Exercices de Kettlebell

Kettlebell horn grip squat

1. Hike back the bell.

2. Keep the Kb close to body in the clean.

3. Horn grip catch.

4. Deep squat & perfom the desired repetitions.

Kettlebell swing

1. Grip bell and load the posterior chain.

2. Hike back the bell.

3. Fully extend hips and knees.

4. Let float the bell.

Kettlebell 1 Arm Pendulum Swing

1. Hike back the bell & legs extended.

2. Rock foward in a pendulum motion.

3. Knees extension & keeping Kb close.

4. Let float the bell.

Kettlebell Switch Swing w/Flip

1. Hike back the bell & legs extended.

2. Rock foward in a pendulum motion.

3. Knees extension, keep kb close and let float.

4. Flick the bell foward.

5. Catch with the other hand.

Kettlebell grip transition

1. (Swing) Hook grip with a relaxed hand.
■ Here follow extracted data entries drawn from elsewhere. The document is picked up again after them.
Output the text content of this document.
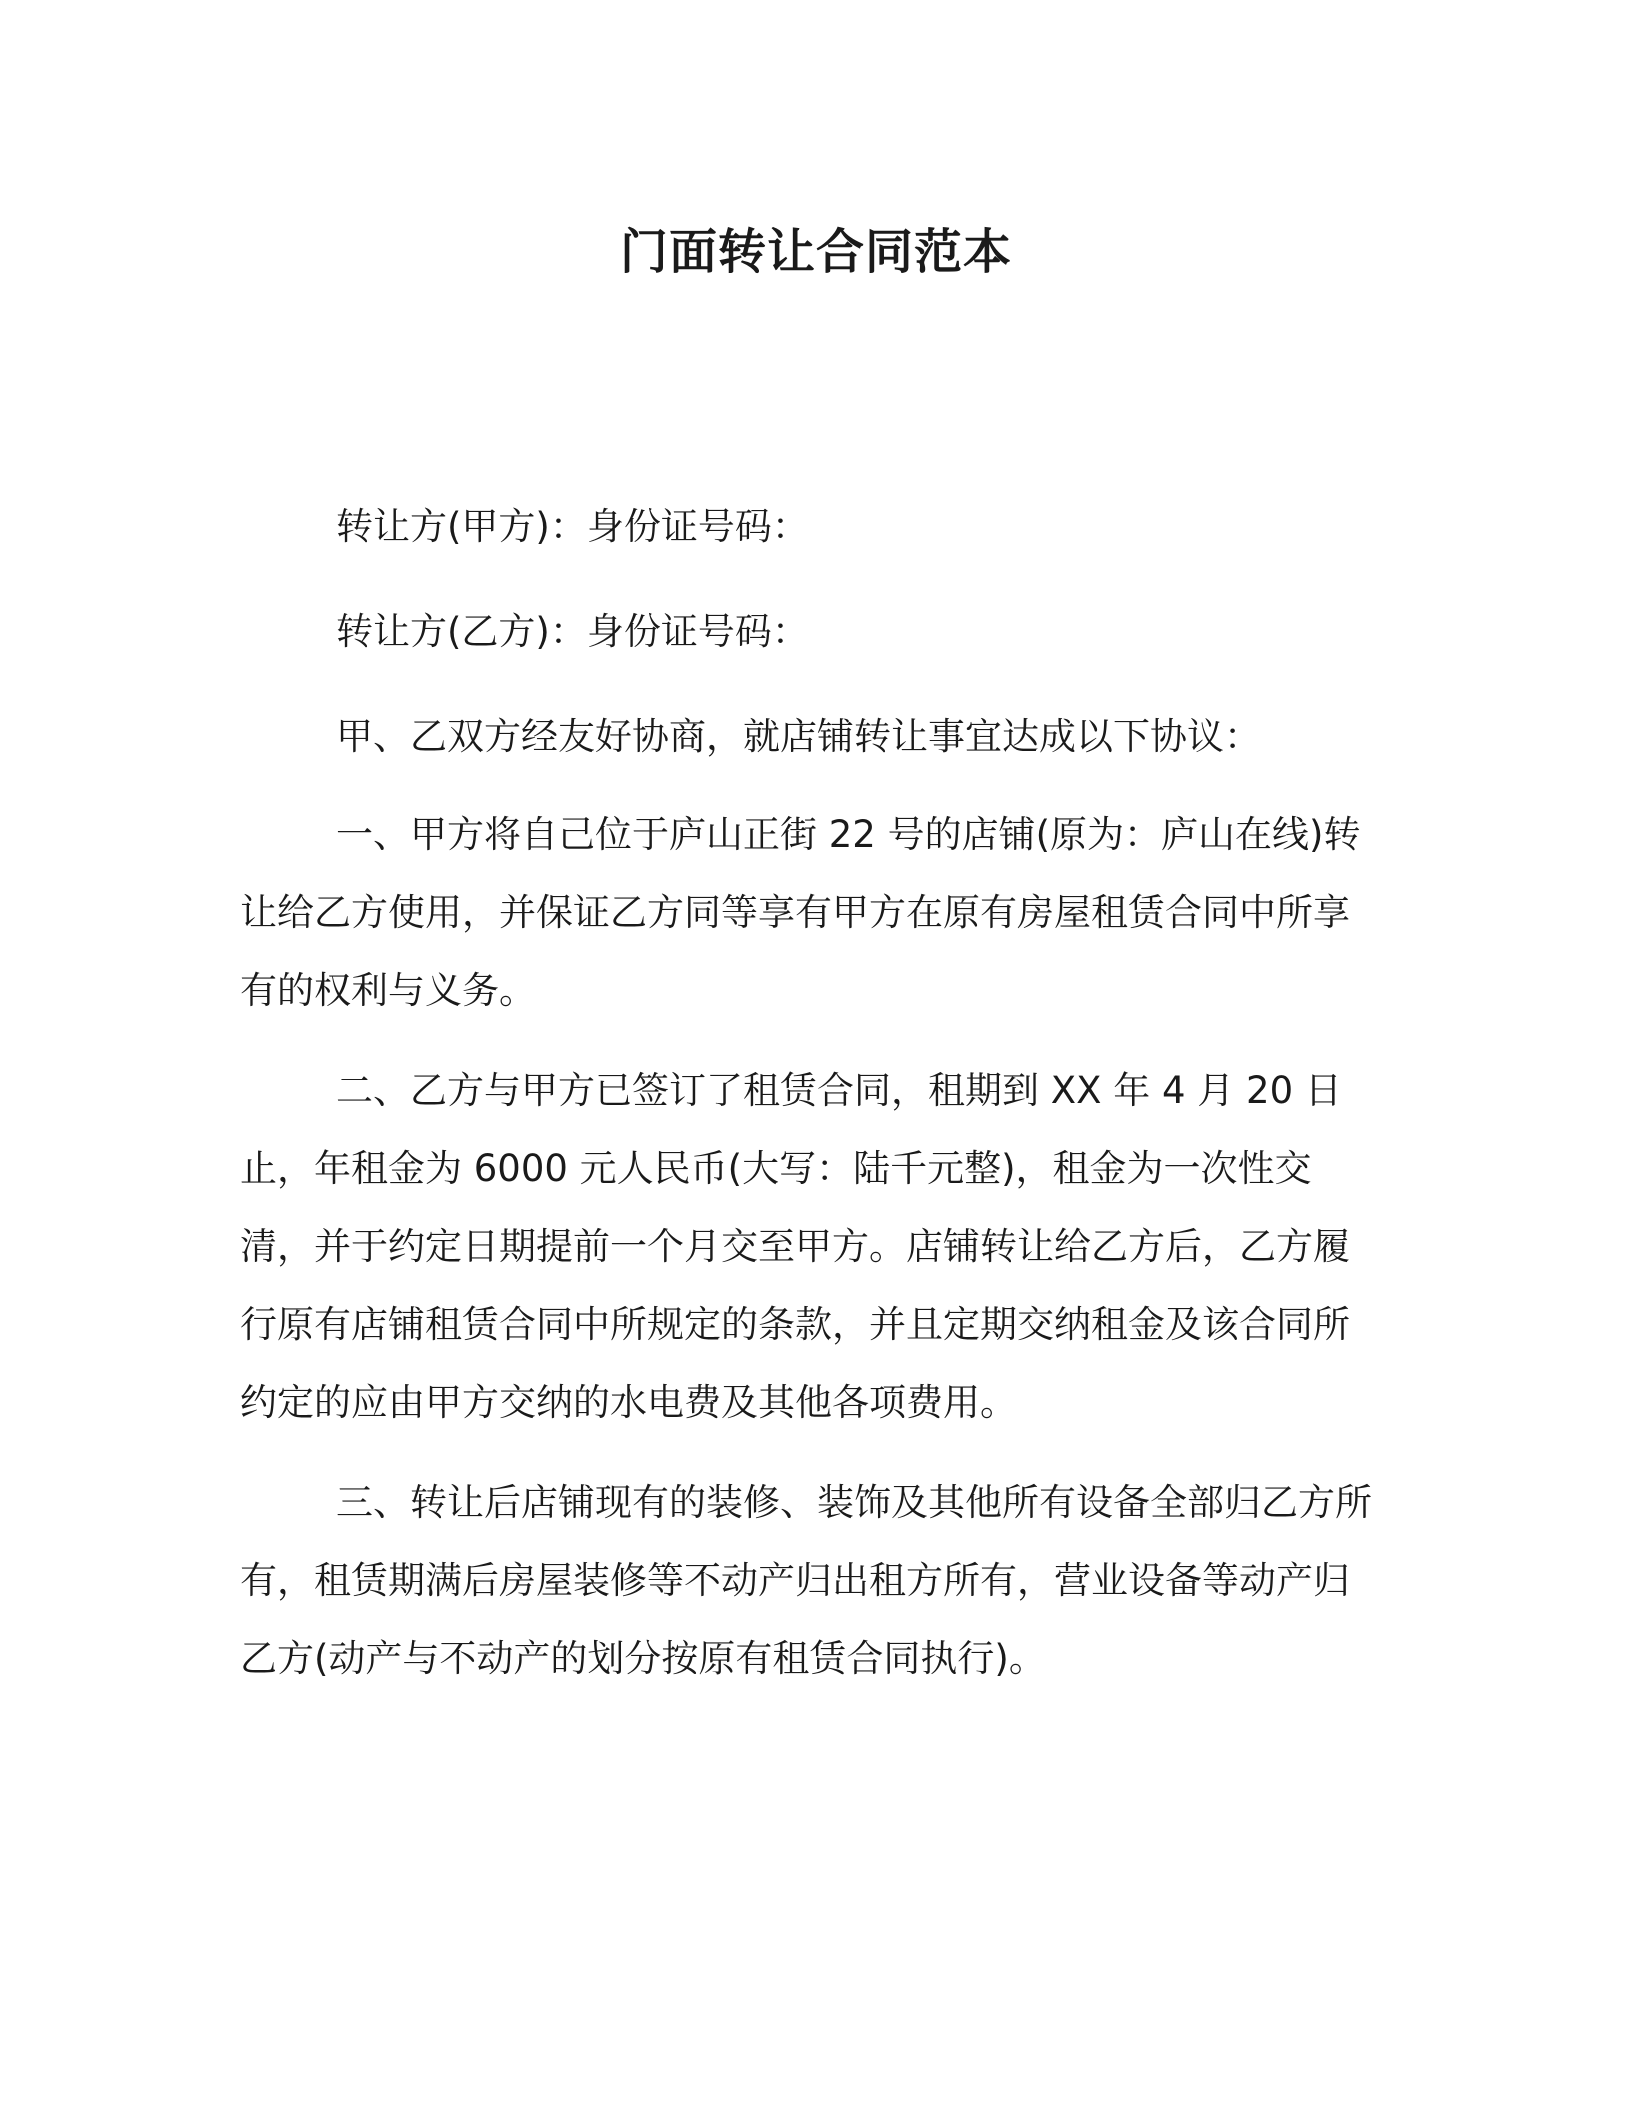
门面转让合同范本

转让方(甲方)：身份证号码：

转让方(乙方)：身份证号码：

甲、乙双方经友好协商，就店铺转让事宜达成以下协议：

一、甲方将自己位于庐山正街 22 号的店铺(原为：庐山在线)转让给乙方使用，并保证乙方同等享有甲方在原有房屋租赁合同中所享有的权利与义务。

二、乙方与甲方已签订了租赁合同，租期到 XX 年 4 月 20 日止，年租金为 6000 元人民币(大写：陆千元整)，租金为一次性交清，并于约定日期提前一个月交至甲方。店铺转让给乙方后，乙方履行原有店铺租赁合同中所规定的条款，并且定期交纳租金及该合同所约定的应由甲方交纳的水电费及其他各项费用。

三、转让后店铺现有的装修、装饰及其他所有设备全部归乙方所有，租赁期满后房屋装修等不动产归出租方所有，营业设备等动产归乙方(动产与不动产的划分按原有租赁合同执行)。
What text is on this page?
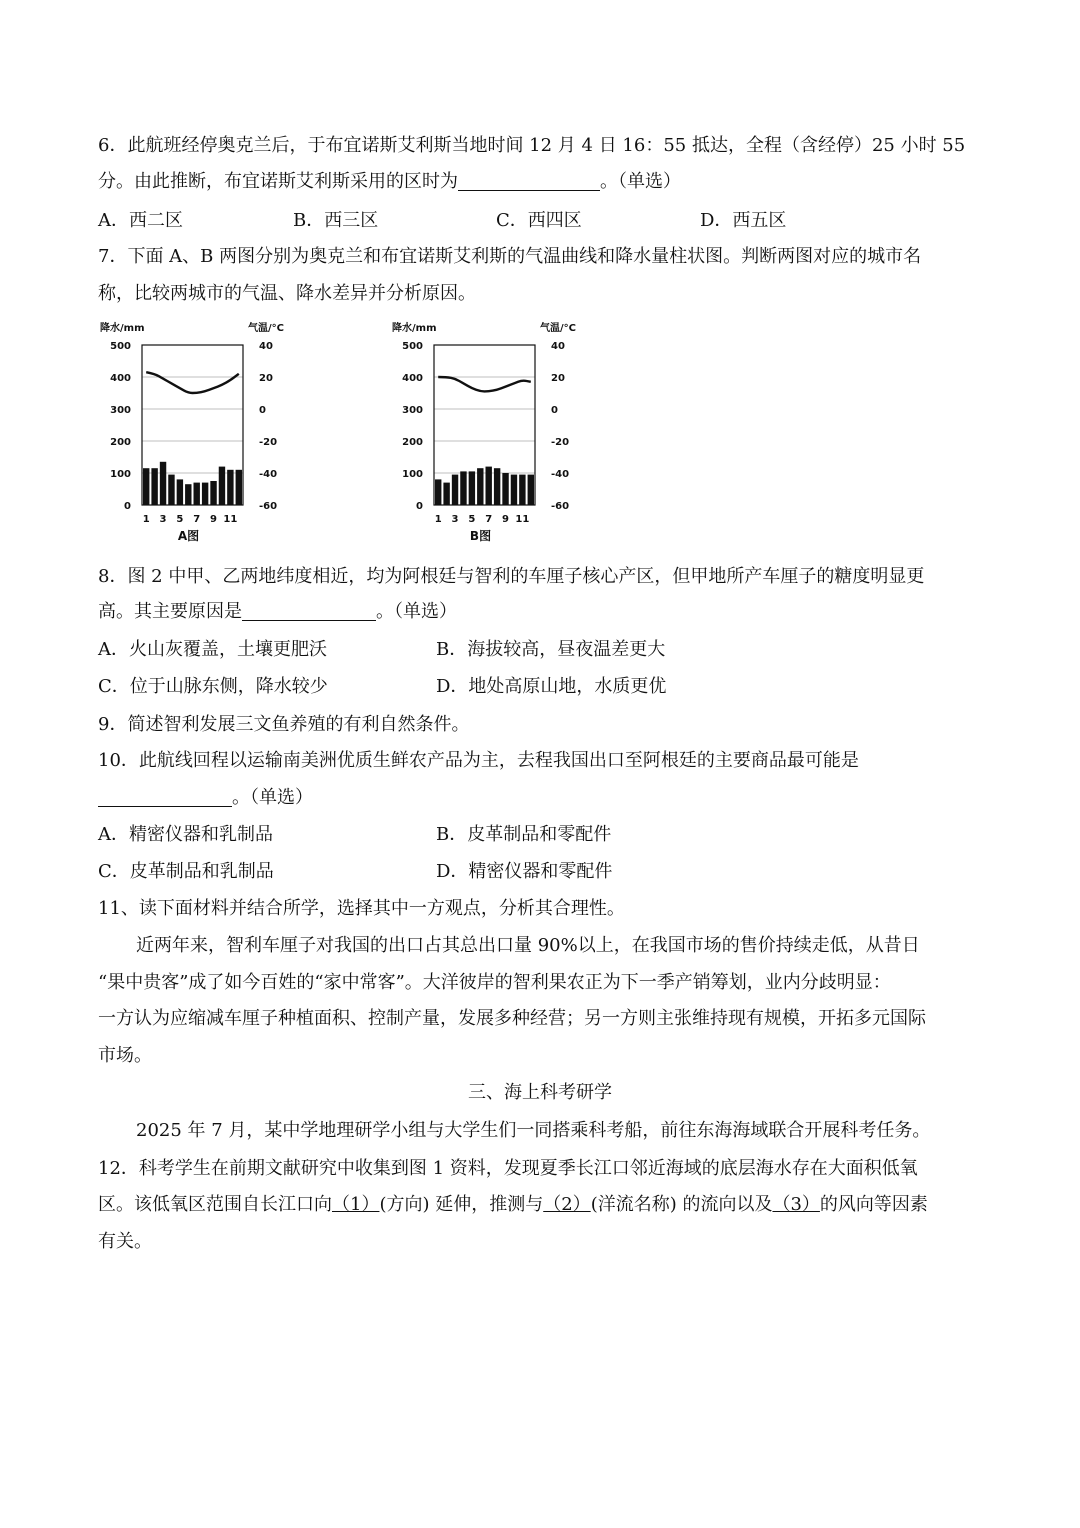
6．此航班经停奥克兰后，于布宜诺斯艾利斯当地时间 12 月 4 日 16：55 抵达，全程（含经停）25 小时 55
分。由此推断，布宜诺斯艾利斯采用的区时为	。（单选）
A．西二区	B．西三区	C．西四区	D．西五区
7．下面 A、B 两图分别为奥克兰和布宜诺斯艾利斯的气温曲线和降水量柱状图。判断两图对应的城市名
称，比较两城市的气温、降水差异并分析原因。
降水/mm	气温/°C
500
400
300
200
100
0
40
20
0
-20
-40
-60
1 3 5 7 9 11
A图
降水/mm	气温/°C
500
400
300
200
100
0
40
20
0
-20
-40
-60
1 3 5 7 9 11
B图
8．图 2 中甲、乙两地纬度相近，均为阿根廷与智利的车厘子核心产区，但甲地所产车厘子的糖度明显更
高。其主要原因是	。（单选）
A．火山灰覆盖，土壤更肥沃	B．海拔较高，昼夜温差更大
C．位于山脉东侧，降水较少	D．地处高原山地，水质更优
9．简述智利发展三文鱼养殖的有利自然条件。
10．此航线回程以运输南美洲优质生鲜农产品为主，去程我国出口至阿根廷的主要商品最可能是
。（单选）
A．精密仪器和乳制品	B．皮革制品和零配件
C．皮革制品和乳制品	D．精密仪器和零配件
11、读下面材料并结合所学，选择其中一方观点，分析其合理性。
近两年来，智利车厘子对我国的出口占其总出口量 90%以上，在我国市场的售价持续走低，从昔日
“果中贵客”成了如今百姓的“家中常客”。大洋彼岸的智利果农正为下一季产销筹划，业内分歧明显：
一方认为应缩减车厘子种植面积、控制产量，发展多种经营；另一方则主张维持现有规模，开拓多元国际
市场。
三、海上科考研学
2025 年 7 月，某中学地理研学小组与大学生们一同搭乘科考船，前往东海海域联合开展科考任务。
12．科考学生在前期文献研究中收集到图 1 资料，发现夏季长江口邻近海域的底层海水存在大面积低氧
区。该低氧区范围自长江口向（1）(方向) 延伸，推测与（2）(洋流名称) 的流向以及（3）的风向等因素
有关。
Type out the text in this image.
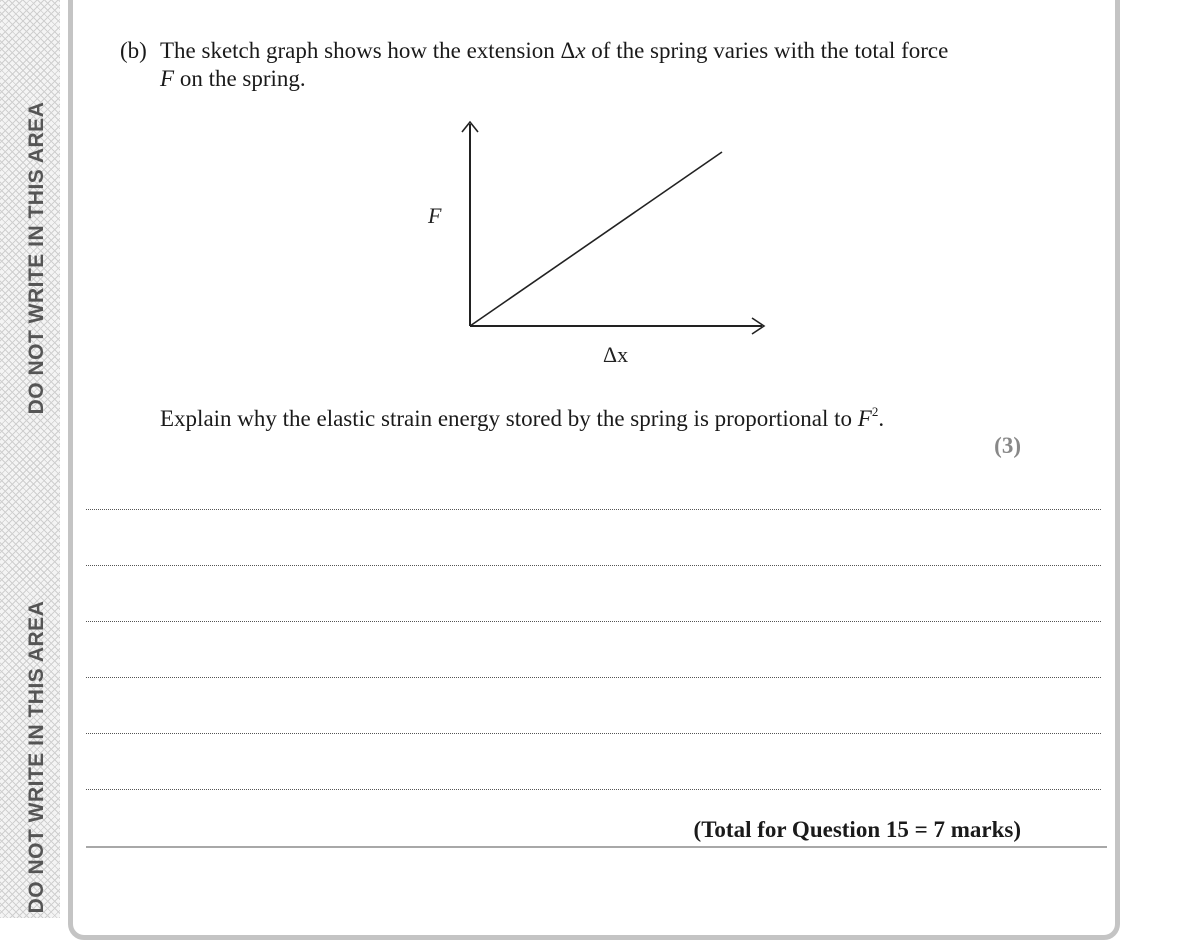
DO NOT WRITE IN THIS AREA
DO NOT WRITE IN THIS AREA
(b) The sketch graph shows how the extension Δx of the spring varies with the total force F on the spring.
F
Δx
Explain why the elastic strain energy stored by the spring is proportional to $F^2$.
(3)
(Total for Question 15 = 7 marks)
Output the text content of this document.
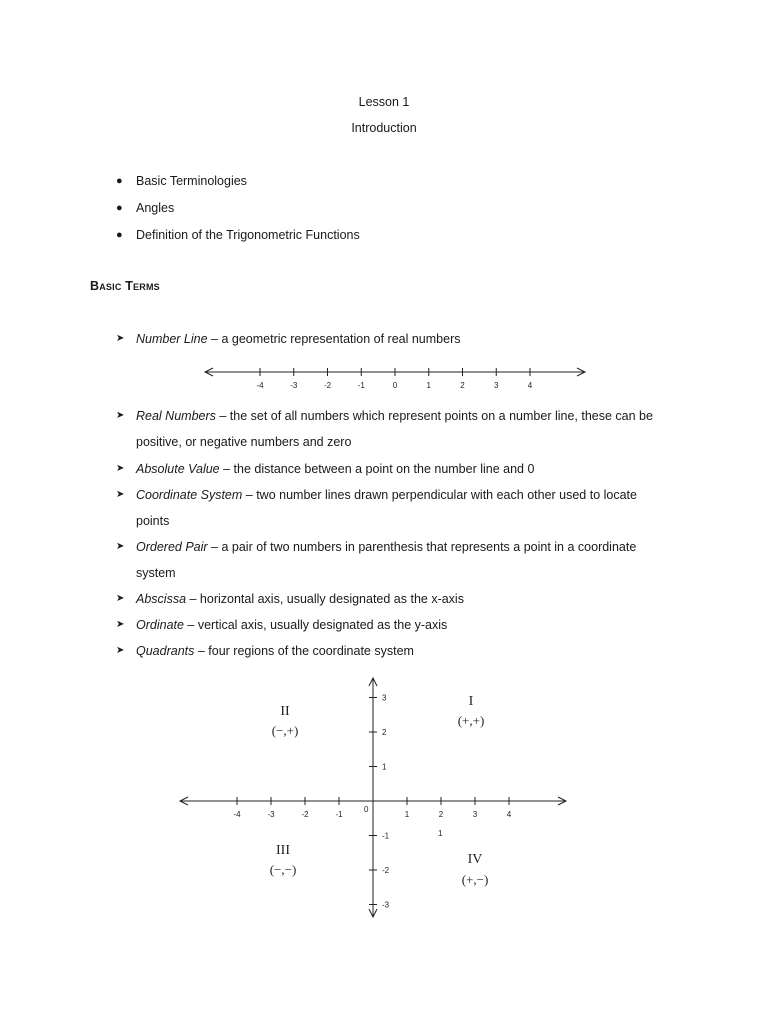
Lesson 1
Introduction
● Basic Terminologies
● Angles
● Definition of the Trigonometric Functions
Basic Terms
➤ Number Line – a geometric representation of real numbers
-4	-3	-2	-1	0	1	2	3	4
➤ Real Numbers – the set of all numbers which represent points on a number line, these can be
positive, or negative numbers and zero
➤ Absolute Value – the distance between a point on the number line and 0
➤ Coordinate System – two number lines drawn perpendicular with each other used to locate
points
➤ Ordered Pair – a pair of two numbers in parenthesis that represents a point in a coordinate
system
➤ Abscissa – horizontal axis, usually designated as the x-axis
➤ Ordinate – vertical axis, usually designated as the y-axis
➤ Quadrants – four regions of the coordinate system
-4	-3	-2	-1	1	2	3	4
3
2
1
-1
-2
-3
0
1
I
(+,+)
II
(−,+)
III
(−,−)
IV
(+,−)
2. (Bell floating) Hand insertion through the window.

3. 45 degrees handle at the wrist.

4. (Rack or overhead) Hold the kb with the fingers to help fixation.

Kettlebell Pendulum Clean

1. Hike back the bell & legs extended.

2. Rock foward in a pendulum motion.

3. Knees extension & pull the bell back.

4. Let float & hand insertion.

5. Rack position, resting on hips.

Kettlebell Pendulum Snatch

1. Hike back the bell & legs extended.

2. Rock foward in a pendulum motion.

3. Knees extension, keeping Kb close & let float the bell.

4. Hand insertion.

5. Press out & overhead fixation.

Kettlebell Pendulum Waiter Clean

1. Hike back the bell & legs extended.

2. Rock foward in a pendulum motion.

3. Knees extension, pull the bell back & than let it go.

4. Let the magic happen.

5. Rack position, kettlebell's base sitting in the palm of the hand.

Kettlebell Gorilla Clean

1. One kb into rack position and the other one into hang position.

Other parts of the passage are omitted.